En vertu de la LCEE 2012, une évaluation environnementale est centrée sur les effets environnementaux négatifs potentiels qui relèvent de la compétence du gouvernement fédéral, notamment :
Une évaluation environnementale tiendra compte d'un vaste ensemble d'éléments qui comprend les effets cumulatifs, les mesures d'atténuation et les commentaires du public.
Les promoteurs doivent fournir à l'Agence une description de leur projet si ce dernier est visé par le règlement décrivant les projets susceptibles d'exiger une évaluation environnementale fédérale.
L'Agence, après avoir reçu une description de projet complète, disposera de 45 jours pour déterminer si une évaluation environnementale fédérale est nécessaire. Cette détermination sera fondée sur la possibilité d'effets environnementaux dans les domaines de compétence fédérale. Ce délai de 45 jours comprend une période de 20 jours au cours de laquelle le public sera invité à formuler des commentaires.

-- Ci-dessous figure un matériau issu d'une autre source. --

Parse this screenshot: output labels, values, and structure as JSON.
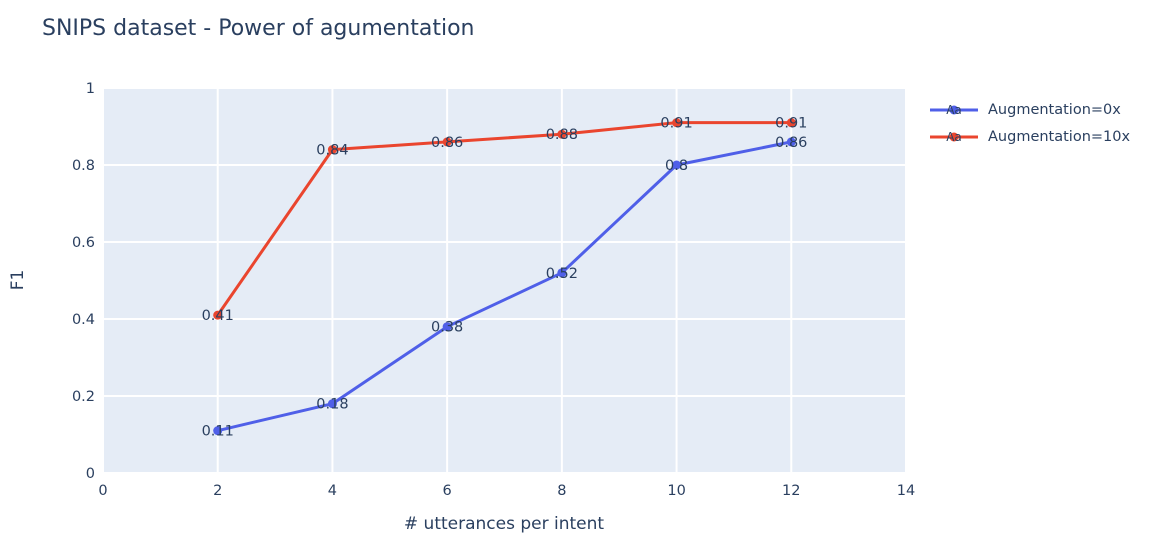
{
  "title": "SNIPS dataset - Power of agumentation",
  "chart_data": {
    "type": "line",
    "title": "SNIPS dataset - Power of agumentation",
    "xlabel": "# utterances per intent",
    "ylabel": "F1",
    "xlim": [
      0,
      14
    ],
    "ylim": [
      0,
      1
    ],
    "grid": true,
    "x_ticks": {
      "values": [
        0,
        2,
        4,
        6,
        8,
        10,
        12,
        14
      ],
      "labels": [
        "0",
        "2",
        "4",
        "6",
        "8",
        "10",
        "12",
        "14"
      ]
    },
    "y_ticks": {
      "values": [
        0,
        0.2,
        0.4,
        0.6,
        0.8,
        1
      ],
      "labels": [
        "0",
        "0.2",
        "0.4",
        "0.6",
        "0.8",
        "1"
      ]
    },
    "x": [
      2,
      4,
      6,
      8,
      10,
      12
    ],
    "series": [
      {
        "name": "Augmentation=0x",
        "color": "#4f5fe8",
        "values": [
          0.11,
          0.18,
          0.38,
          0.52,
          0.8,
          0.86
        ],
        "point_labels": [
          "0.11",
          "0.18",
          "0.38",
          "0.52",
          "0.8",
          "0.86"
        ]
      },
      {
        "name": "Augmentation=10x",
        "color": "#ea452e",
        "values": [
          0.41,
          0.84,
          0.86,
          0.88,
          0.91,
          0.91
        ],
        "point_labels": [
          "0.41",
          "0.84",
          "0.86",
          "0.88",
          "0.91",
          "0.91"
        ]
      }
    ],
    "legend": {
      "position": "top-right-outside",
      "symbol_text": "Aa"
    },
    "colors": {
      "text": "#2a3f5f",
      "plot_bg": "#e5ecf6",
      "grid": "#ffffff",
      "page_bg": "#ffffff"
    }
  }
}
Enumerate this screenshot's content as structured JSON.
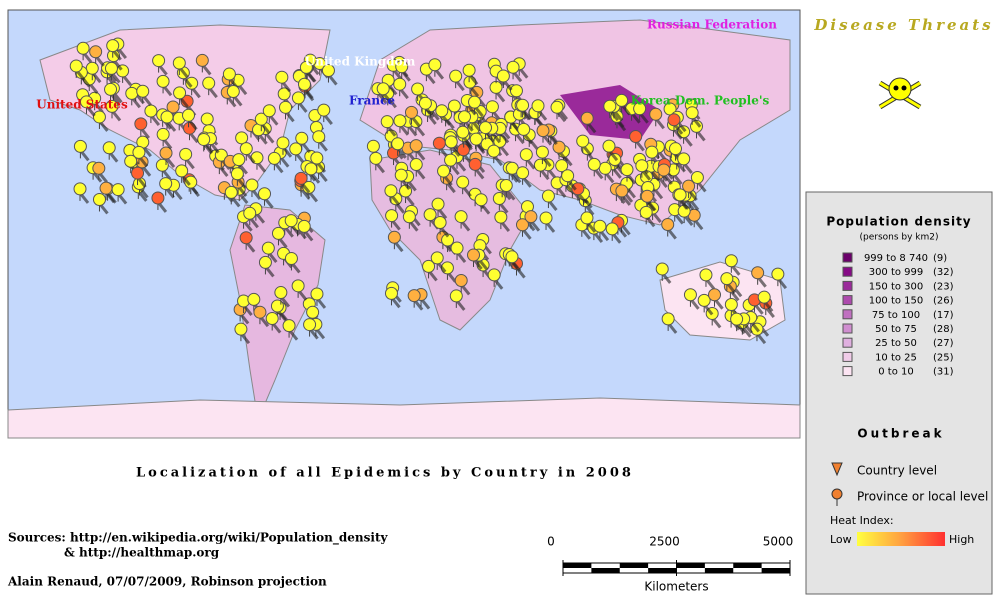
{
  "header": {
    "title": "Disease Threats"
  },
  "map": {
    "labels": [
      {
        "text": "Russian Federation",
        "color": "#e020e0"
      },
      {
        "text": "United Kingdom",
        "color": "#ffffff"
      },
      {
        "text": "United States",
        "color": "#e01010"
      },
      {
        "text": "France",
        "color": "#2020d0"
      },
      {
        "text": "Korea Dem. People's",
        "color": "#20c020"
      }
    ]
  },
  "caption": "Localization of all Epidemics by Country in 2008",
  "legend": {
    "title": "Population density",
    "subtitle": "(persons by km2)",
    "items": [
      {
        "range": "999 to 8 740",
        "count": "(9)",
        "color": "#6a006a"
      },
      {
        "range": "300 to  999",
        "count": "(32)",
        "color": "#860a86"
      },
      {
        "range": "150 to  300",
        "count": "(23)",
        "color": "#9a2a9a"
      },
      {
        "range": "100 to  150",
        "count": "(26)",
        "color": "#ad4aad"
      },
      {
        "range": "75 to  100",
        "count": "(17)",
        "color": "#c070c0"
      },
      {
        "range": "50 to   75",
        "count": "(28)",
        "color": "#d08ed0"
      },
      {
        "range": "25 to   50",
        "count": "(27)",
        "color": "#e0b0e0"
      },
      {
        "range": "10 to   25",
        "count": "(25)",
        "color": "#f0cce8"
      },
      {
        "range": "0 to   10",
        "count": "(31)",
        "color": "#fce4f2"
      }
    ],
    "outbreak_title": "Outbreak",
    "country_level": "Country level",
    "province_level": "Province or local level",
    "heat_title": "Heat Index:",
    "low": "Low",
    "high": "High"
  },
  "scale": {
    "ticks": [
      0,
      2500,
      5000
    ],
    "unit": "Kilometers"
  },
  "sources": {
    "line1": "Sources: http://en.wikipedia.org/wiki/Population_density",
    "line2": "& http://healthmap.org",
    "author": "Alain Renaud, 07/07/2009, Robinson projection"
  }
}
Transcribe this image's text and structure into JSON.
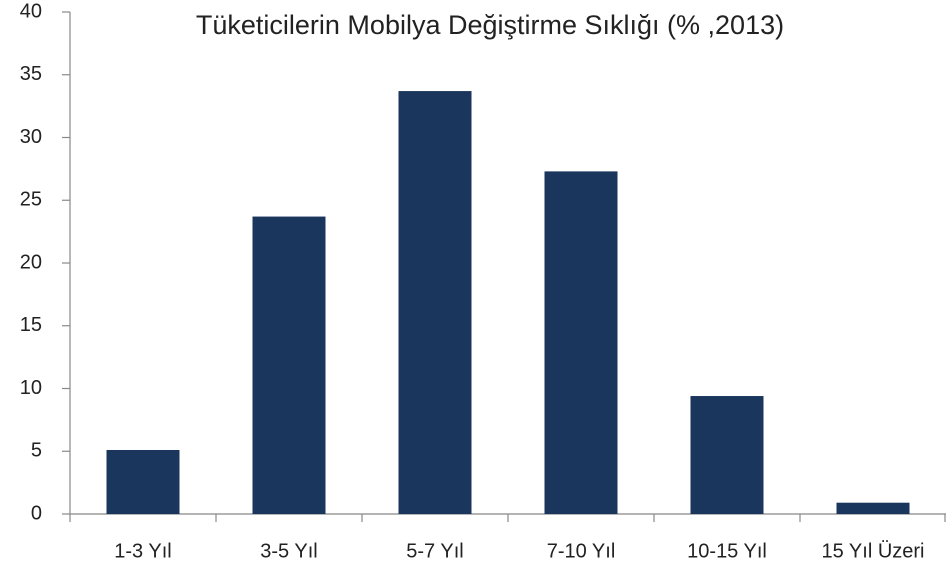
{
  "chart_data": {
    "type": "bar",
    "title": "Tüketicilerin Mobilya Değiştirme Sıklığı (% ,2013)",
    "categories": [
      "1-3 Yıl",
      "3-5 Yıl",
      "5-7 Yıl",
      "7-10 Yıl",
      "10-15 Yıl",
      "15 Yıl Üzeri"
    ],
    "values": [
      5.1,
      23.7,
      33.7,
      27.3,
      9.4,
      0.9
    ],
    "color": "#1b365d",
    "ylim": [
      0,
      40
    ],
    "yticks": [
      0,
      5,
      10,
      15,
      20,
      25,
      30,
      35,
      40
    ],
    "grid": false
  }
}
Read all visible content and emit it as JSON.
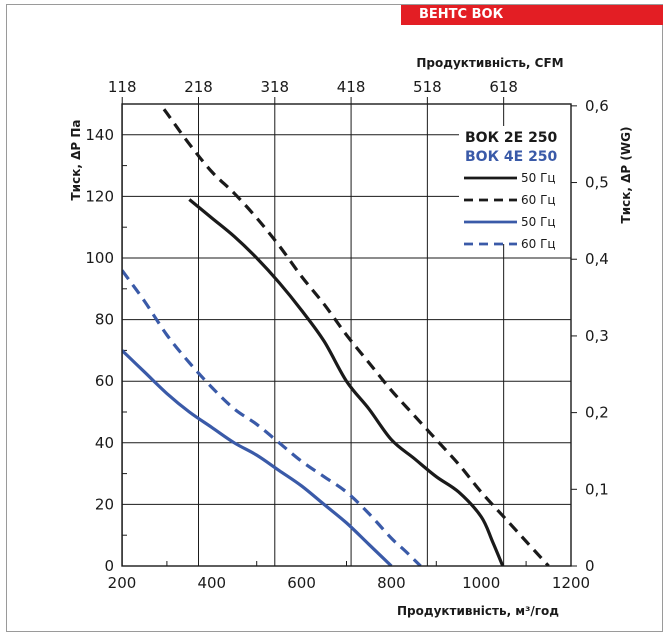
{
  "brand": {
    "label": "ВЕНТС ВОК"
  },
  "chart_data": {
    "type": "line",
    "xlabel": "Продуктивність, м³/год",
    "ylabel": "Тиск, ΔР Па",
    "x2label": "Продуктивність, CFM",
    "y2label": "Тиск, ΔР (WG)",
    "xlim": [
      200,
      1200
    ],
    "ylim": [
      0,
      150
    ],
    "x_ticks": [
      200,
      400,
      600,
      800,
      1000,
      1200
    ],
    "y_ticks": [
      0,
      20,
      40,
      60,
      80,
      100,
      120,
      140
    ],
    "x2_ticks": [
      "118",
      "218",
      "318",
      "418",
      "518",
      "618"
    ],
    "x2_tick_positions_m3h": [
      200.5,
      370.4,
      540.3,
      710.2,
      880.1,
      1050
    ],
    "y2_ticks": [
      "0",
      "0,1",
      "0,2",
      "0,3",
      "0,4",
      "0,5",
      "0,6"
    ],
    "y2_tick_values_pa": [
      0,
      24.9,
      49.8,
      74.7,
      99.6,
      124.5,
      149.4
    ],
    "grid": true,
    "legend": {
      "position": "top-right",
      "groups": [
        {
          "title": "ВОК 2Е 250",
          "color": "#1a1a1a",
          "entries": [
            "50 Гц",
            "60 Гц"
          ]
        },
        {
          "title": "ВОК 4Е 250",
          "color": "#3a5aa8",
          "entries": [
            "50 Гц",
            "60 Гц"
          ]
        }
      ]
    },
    "series": [
      {
        "name": "ВОК 2Е 250 50 Гц",
        "color": "#1a1a1a",
        "dashed": false,
        "x": [
          350,
          400,
          450,
          500,
          550,
          600,
          650,
          700,
          750,
          800,
          850,
          900,
          950,
          1000,
          1025,
          1048
        ],
        "y": [
          119,
          113,
          107,
          100,
          92,
          83,
          73,
          60,
          51,
          41,
          35,
          29,
          24,
          16,
          8,
          0
        ]
      },
      {
        "name": "ВОК 2Е 250 60 Гц",
        "color": "#1a1a1a",
        "dashed": false,
        "x": [
          270,
          300,
          350,
          400,
          450,
          500,
          550,
          600,
          650,
          700,
          750,
          800,
          850,
          900,
          950,
          1000,
          1050,
          1100,
          1150
        ],
        "y": [
          153,
          147,
          137,
          128,
          121,
          113,
          104,
          94,
          85,
          75,
          66,
          57,
          49,
          41,
          33,
          24,
          16,
          8,
          0
        ]
      },
      {
        "name": "ВОК 4Е 250 50 Гц",
        "color": "#3a5aa8",
        "dashed": false,
        "x": [
          200,
          250,
          300,
          350,
          400,
          450,
          500,
          550,
          600,
          650,
          700,
          750,
          800
        ],
        "y": [
          70,
          63,
          56,
          50,
          45,
          40,
          36,
          31,
          26,
          20,
          14,
          7,
          0
        ]
      },
      {
        "name": "ВОК 4Е 250 60 Гц",
        "color": "#3a5aa8",
        "dashed": false,
        "x": [
          200,
          250,
          300,
          350,
          400,
          450,
          500,
          550,
          600,
          650,
          700,
          750,
          800,
          830,
          865
        ],
        "y": [
          96,
          86,
          75,
          66,
          58,
          51,
          46,
          40,
          34,
          29,
          24,
          17,
          9,
          5,
          0
        ]
      }
    ]
  }
}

Les projets désignés qui sont réglementés par la Commission canadienne de sûreté nucléaire ou l'Office national de l'énergie feront automatiquement l'objet d'une évaluation environnementale par ces organismes. Les promoteurs de ces projets n'auront pas à présenter une description de projet à l'Agence.
Le ministre de l'Environnement peut designer un projet non visé par le règlement s'il est possible que ce projet cause des effets environnementaux potentiels dans des domaines de compétence fédérale ou des préoccupations du public concernant de tels effets environnementaux.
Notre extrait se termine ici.